Unsur-unsur yang diterapkan duduh dalam Liga Swara, sekaligus pengubah bagi sistem pagelaran kelompok yang lain, di antaranya: segi kostum, tekhnik takol, dan bentuk bodoran.
Pertama, kostum atau busana yang dipakai Ligaswara, memakai bendo atau iket barangbang semplak, kacamata putih, (khusus bagi dalang, sebutan pemegang tilingtit, dog-dog paling kecil), kampret, dodot (ikat pinggang terbuat dari sarung) dan komprang.
Kedua, tekhnik takol atau menabuh terdiri dari: a) takol gebrakan atau bubuka, b) kempring, digunakan mengiringi lagu kidung atau kembang gadung, c) Cikeruhan, mengiringi lagu bebas, dan d), tepak penutup. Ini semua, merujuk penataran ketika di Kabupaten. Sedangkan alat musiknya terdiri dari kendang, goong, dan dog-dog. Alat-alat musik yang di gunakansedikit berbeda dengan Grup Reog atau Ogel Abah Ukri dulu, yang dilengkapi tarompet, kecrek dan angklung. Konon katanya, bentuk reog seperti itulah yang asli. Dari segi busana atau kostum, Jika kelompok Bah Ukri, yang sekarang telah bubar dan semuanya meninggal di makan usia itu,  memakai pakaian dengan model dan warna berbeda satu sama lain. Ciri khasnya, wajah mereka selalu di coreng-coreng. Setiap pertunjukan reognya selalu disela dengan seni debus. Setiap tahapan, yang akan di lakukan -- dari mulai bubuka sampai penutup-- terlebih dahulu diumumkan oleh dalang.

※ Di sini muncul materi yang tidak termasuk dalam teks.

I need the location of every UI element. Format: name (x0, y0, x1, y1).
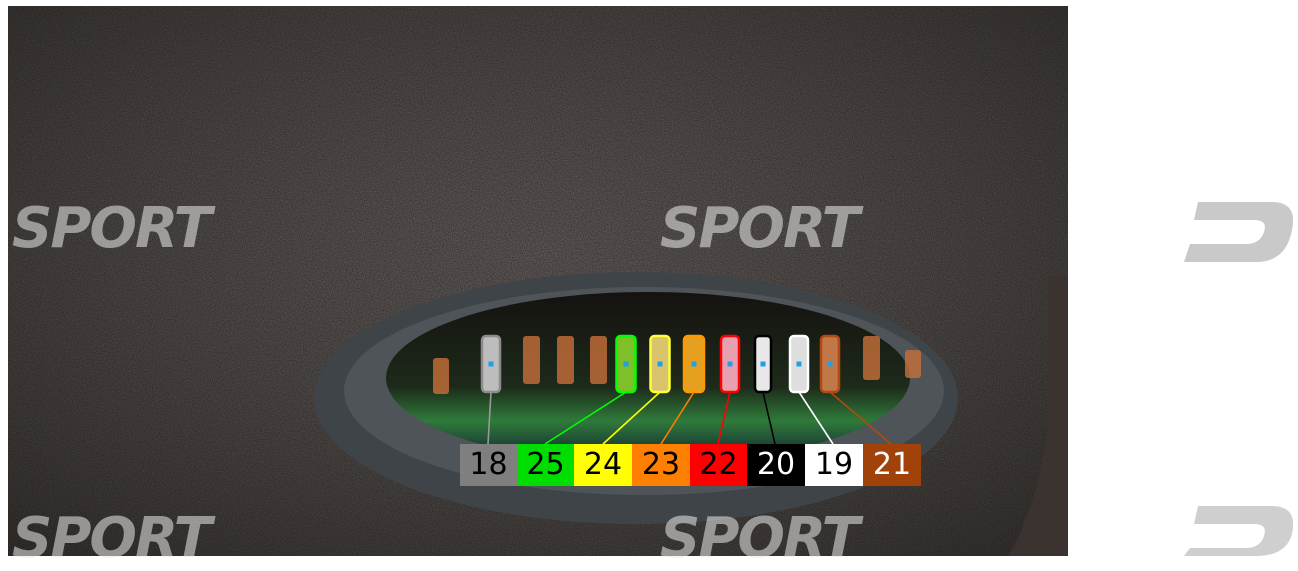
pin-label-21: 21 (863, 444, 921, 486)
pin-label-19: 19 (805, 444, 863, 486)
dimsport-watermark-logo: SPORT (660, 196, 860, 261)
pin-marker-22 (727, 361, 733, 367)
pin-marker-21 (827, 361, 833, 367)
pin-label-20: 20 (747, 444, 805, 486)
dimsport-logo-fragment (1184, 202, 1294, 262)
dimsport-logo-fragment (1184, 506, 1294, 556)
pin-marker-19 (796, 361, 802, 367)
dimsport-watermark-logo: SPORT (12, 506, 212, 571)
pin-marker-18 (488, 361, 494, 367)
watermark-text: SPORT (660, 506, 860, 571)
pin-marker-20 (760, 361, 766, 367)
pin-label-18: 18 (460, 444, 517, 486)
pin-label-row: 18 25 24 23 22 20 19 21 (460, 444, 921, 486)
pin-label-24: 24 (574, 444, 632, 486)
connector-photo-stage: SPORT SPORT SPORT SPORT 18 25 24 23 22 2… (0, 0, 1298, 571)
pin-marker-23 (691, 361, 697, 367)
pin-marker-25 (623, 361, 629, 367)
dimsport-watermark-logo: SPORT (660, 506, 860, 571)
pin-label-25: 25 (517, 444, 574, 486)
watermark-text: SPORT (660, 196, 860, 261)
watermark-text: SPORT (12, 506, 212, 571)
pin-label-22: 22 (690, 444, 747, 486)
watermark-text: SPORT (12, 196, 212, 261)
pin-label-23: 23 (632, 444, 690, 486)
dimsport-watermark-logo: SPORT (12, 196, 212, 261)
pin-marker-24 (657, 361, 663, 367)
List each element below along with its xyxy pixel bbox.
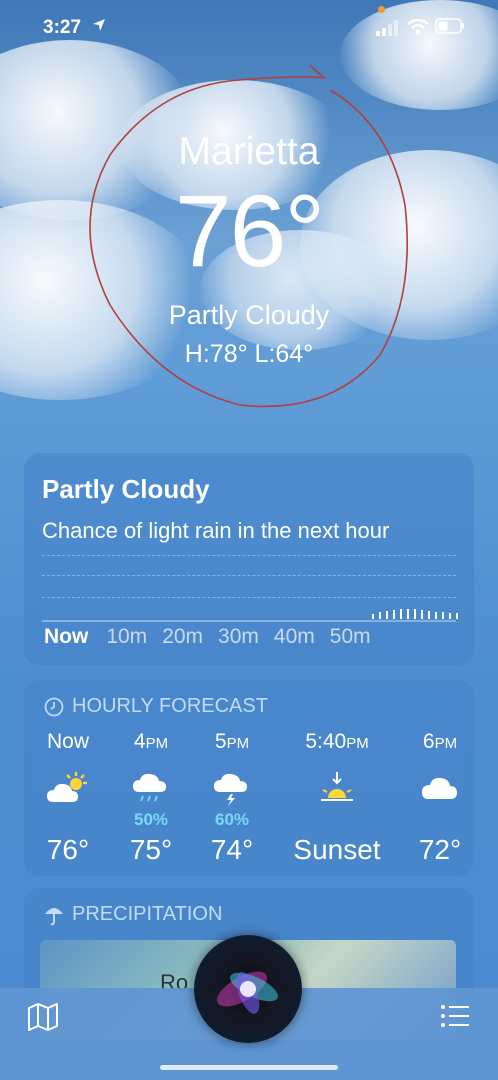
current-condition: Partly Cloudy <box>168 300 330 330</box>
privacy-indicator <box>378 6 385 13</box>
hour-label: 5:40 <box>305 730 347 753</box>
location-arrow-icon <box>93 19 105 31</box>
hour-temperature: 74° <box>210 834 254 865</box>
hour-temperature: 76° <box>46 834 90 865</box>
hour-label: Now <box>46 730 89 753</box>
hour-label: 6 <box>422 730 435 753</box>
precip-chance <box>282 810 392 832</box>
siri-orb[interactable] <box>194 935 302 1043</box>
partly-cloudy-icon <box>47 772 87 802</box>
timeline-label: 10m <box>106 625 148 648</box>
timeline-label: Now <box>44 625 89 648</box>
precip-chance: 50% <box>133 810 169 829</box>
hourly-item[interactable]: Now 76° <box>28 730 108 866</box>
city-name: Marietta <box>178 130 320 173</box>
next-hour-precipitation-card[interactable]: Partly Cloudy Chance of light rain in th… <box>24 453 474 665</box>
siri-waveform-icon <box>217 971 278 1014</box>
chart-gridline <box>42 597 456 598</box>
precipitation-header: PRECIPITATION <box>44 903 222 926</box>
summary-subtitle: Chance of light rain in the next hour <box>42 518 390 543</box>
hour-label: 4 <box>133 730 146 753</box>
status-bar: 3:27 <box>0 0 498 56</box>
timeline-labels: Now 10m 20m 30m 40m 50m <box>44 625 464 649</box>
list-icon[interactable] <box>440 1003 470 1029</box>
hour-label: 5 <box>214 730 227 753</box>
current-temperature: 76° <box>174 174 325 288</box>
hour-temperature: Sunset <box>293 834 381 865</box>
hourly-forecast-title: HOURLY FORECAST <box>72 695 268 717</box>
wifi-icon <box>407 19 429 35</box>
sunset-icon <box>321 772 353 801</box>
hour-temperature: 72° <box>418 834 462 865</box>
chart-gridline <box>42 555 456 556</box>
hourly-item[interactable]: 5:40PM Sunset <box>282 730 392 866</box>
thunderstorm-icon <box>214 773 247 806</box>
hourly-item[interactable]: 4PM 50% 75° <box>111 730 191 866</box>
hourly-item[interactable]: 6PM 72° <box>400 730 480 866</box>
timeline-label: 40m <box>273 625 315 648</box>
hour-temperature: 75° <box>129 834 173 865</box>
summary-title: Partly Cloudy <box>42 474 210 504</box>
hourly-forecast-header: HOURLY FORECAST <box>44 695 268 718</box>
clock-time: 3:27 <box>43 17 82 38</box>
cloud-icon <box>422 777 457 799</box>
hourly-item[interactable]: 5PM 60% 74° <box>192 730 272 866</box>
timeline-label: 50m <box>329 625 371 648</box>
hourly-forecast-card[interactable]: HOURLY FORECAST Now 76° 4PM 50% 75° 5PM <box>24 680 474 876</box>
map-icon[interactable] <box>27 1002 59 1032</box>
precip-chance <box>400 810 480 832</box>
precip-chance <box>28 810 108 832</box>
home-indicator[interactable] <box>160 1065 338 1070</box>
precip-chance: 60% <box>214 810 250 829</box>
cellular-signal-icon <box>376 20 398 36</box>
umbrella-icon <box>45 907 63 925</box>
high-low-temperature: H:78° L:64° <box>184 340 314 368</box>
timeline-label: 30m <box>218 625 259 648</box>
timeline-label: 20m <box>162 625 204 648</box>
chart-gridline <box>42 575 456 576</box>
precipitation-title: PRECIPITATION <box>72 903 223 925</box>
light-rain-intensity-bars <box>372 609 458 619</box>
rain-cloud-icon <box>133 773 166 802</box>
battery-icon <box>435 18 464 34</box>
clock-icon <box>44 697 64 716</box>
timeline-axis <box>42 620 456 622</box>
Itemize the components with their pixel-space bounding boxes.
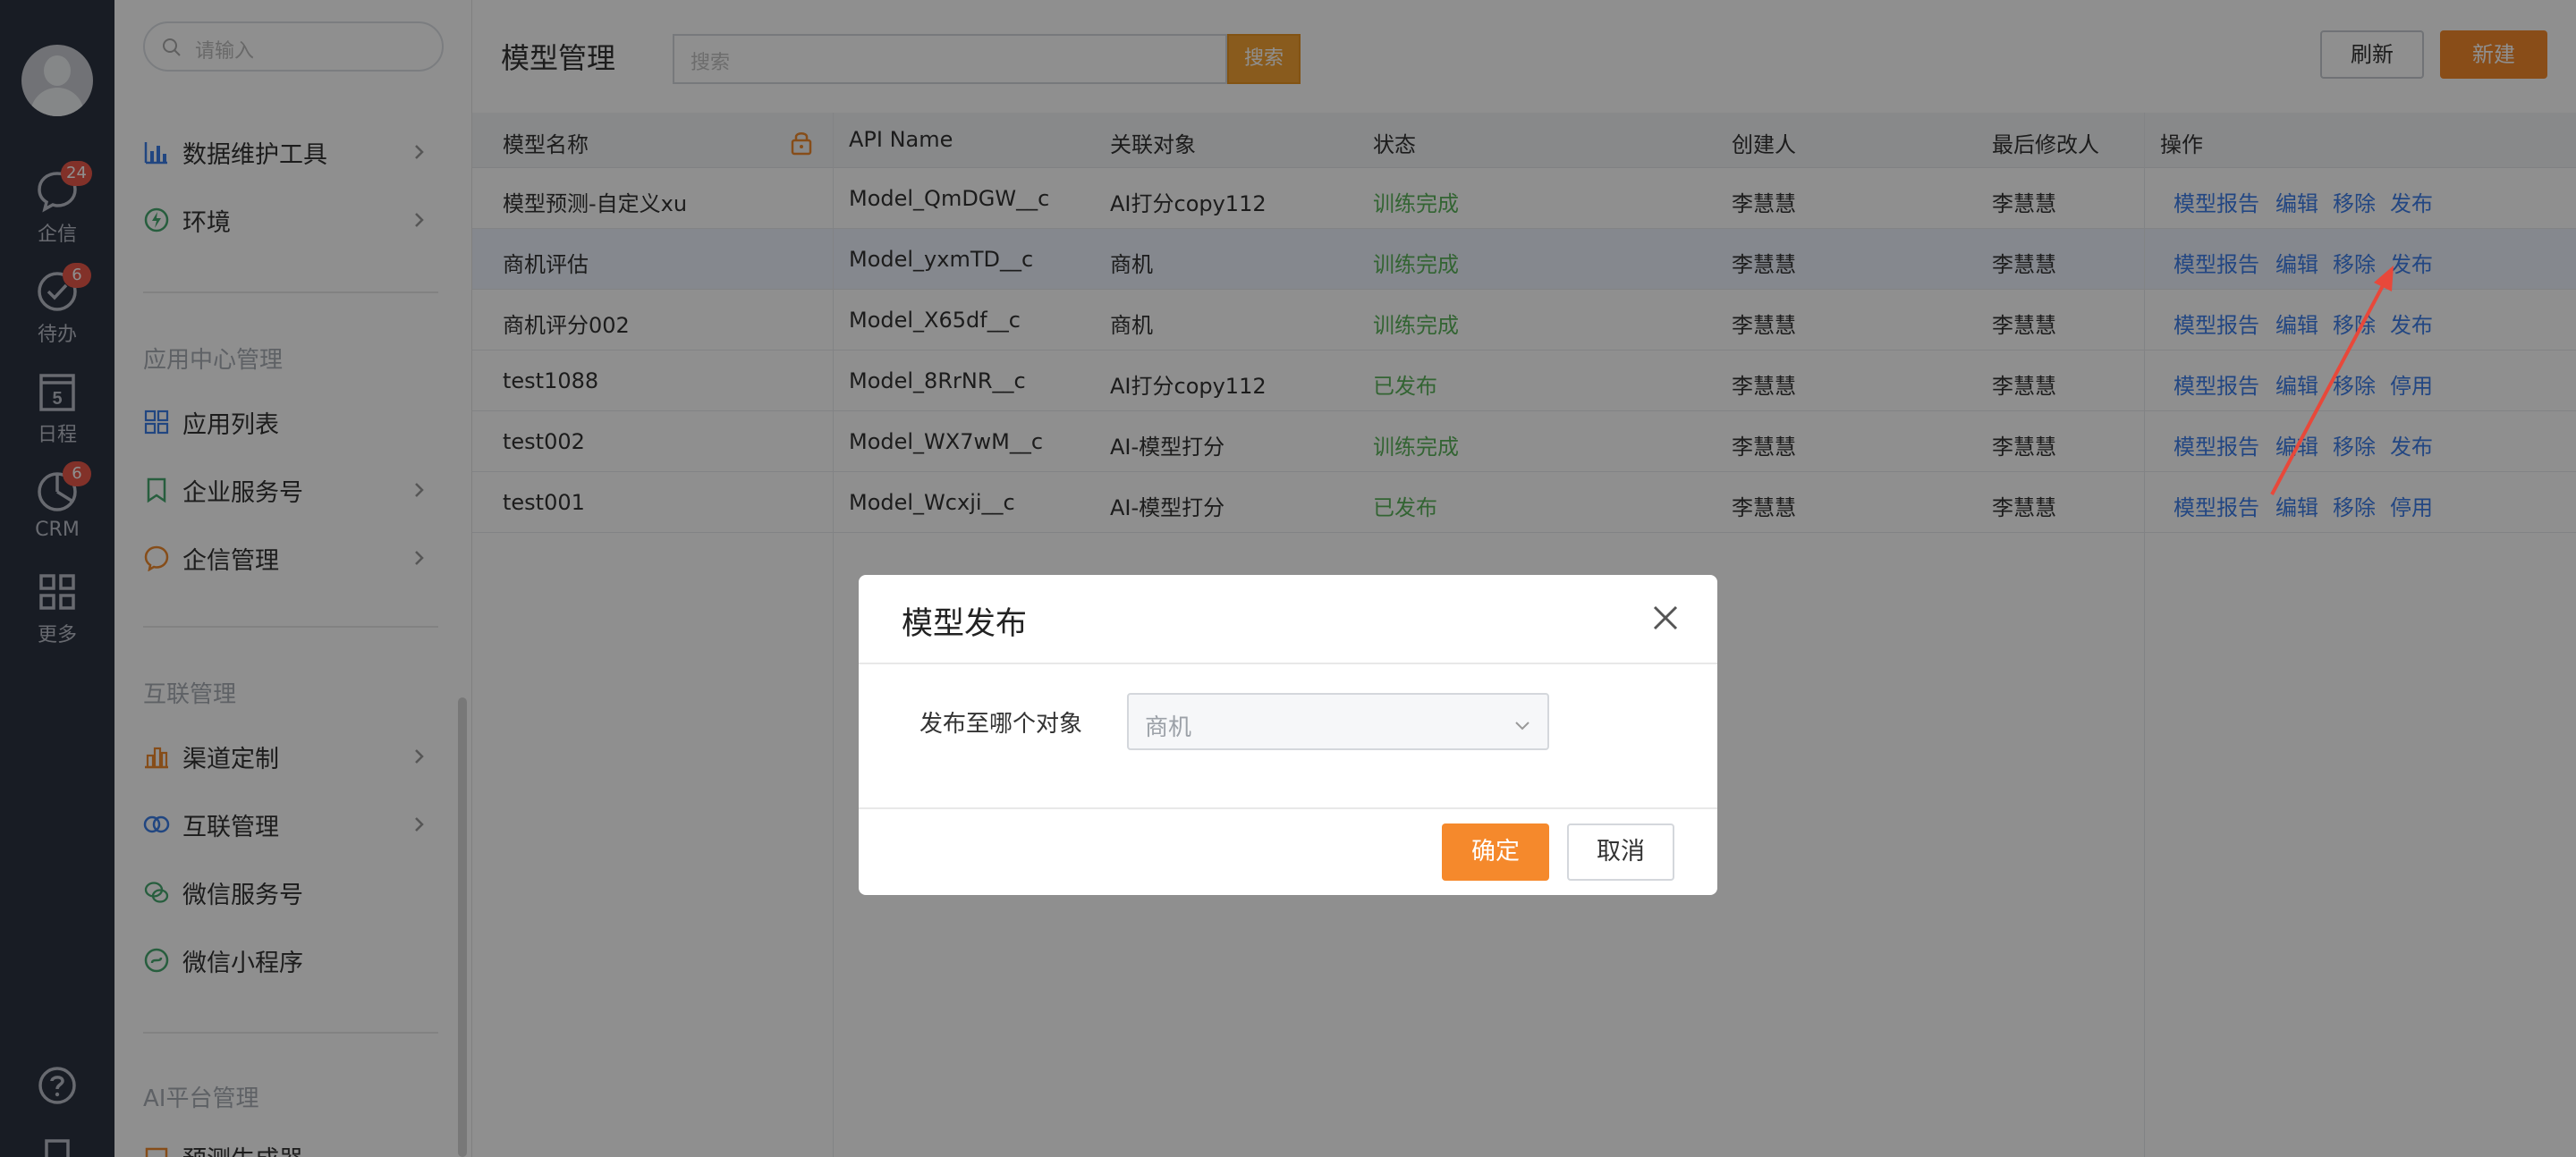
dialog-divider	[859, 807, 1717, 809]
target-object-select[interactable]: 商机	[1127, 693, 1549, 750]
selected-value: 商机	[1145, 714, 1192, 741]
publish-model-dialog: 模型发布 发布至哪个对象 商机 确定 取消	[859, 575, 1717, 895]
chevron-down-icon	[1515, 722, 1530, 731]
target-object-label: 发布至哪个对象	[919, 711, 1083, 738]
dialog-divider	[859, 663, 1717, 664]
cancel-button[interactable]: 取消	[1567, 823, 1674, 881]
confirm-button[interactable]: 确定	[1442, 823, 1549, 881]
dialog-title: 模型发布	[902, 606, 1028, 642]
close-icon[interactable]	[1646, 598, 1685, 638]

Misalnya: Seorang dalang mengumumkan kepada penonton: “Para Panongton ayeuna urang ngalagu kidung heula ! Atau Ayeuna urang nincak kana bobodoran”. Begitupun selanjutnya
Ketiga, bentuk bodoran yang dilakukan Liga swara, bersifat pleksibel. Mampu beradavtasi dengan masyarakat dimana ia menghibur. Gaya lawakannya tidak mengandalkan fisik lagi. Seperti gaya khas lawakan teater rakyat kebanyakan. Atau istilah sekarang heureuy kuli. Seringkali diselingi aksi propaganda, penerus lidah pemerintah. Misalnya: pensosialisasian KB, masalah pembangunan, dan kebijakan pemerintah lainya. Yang sebagian di selipkan pada lagu.

Pemerintah Orde baru
Penyajian pagelaran Liga Swara tidak bisa dilepaskan dari peranan pemerintah daerah masa orde baru masa itu. Permerintah dari mulai tingkatan pusat sampai tingakat bawah, kabupaten, kecamatan , sampai desa. Melalui BKKNI (Badan Koordinator Kesenian nasional Indonesia) sangat ketat mengawasi perkembangan seni-seni rakyat. Bentuk sentaralisasi benar-benar dilakukan.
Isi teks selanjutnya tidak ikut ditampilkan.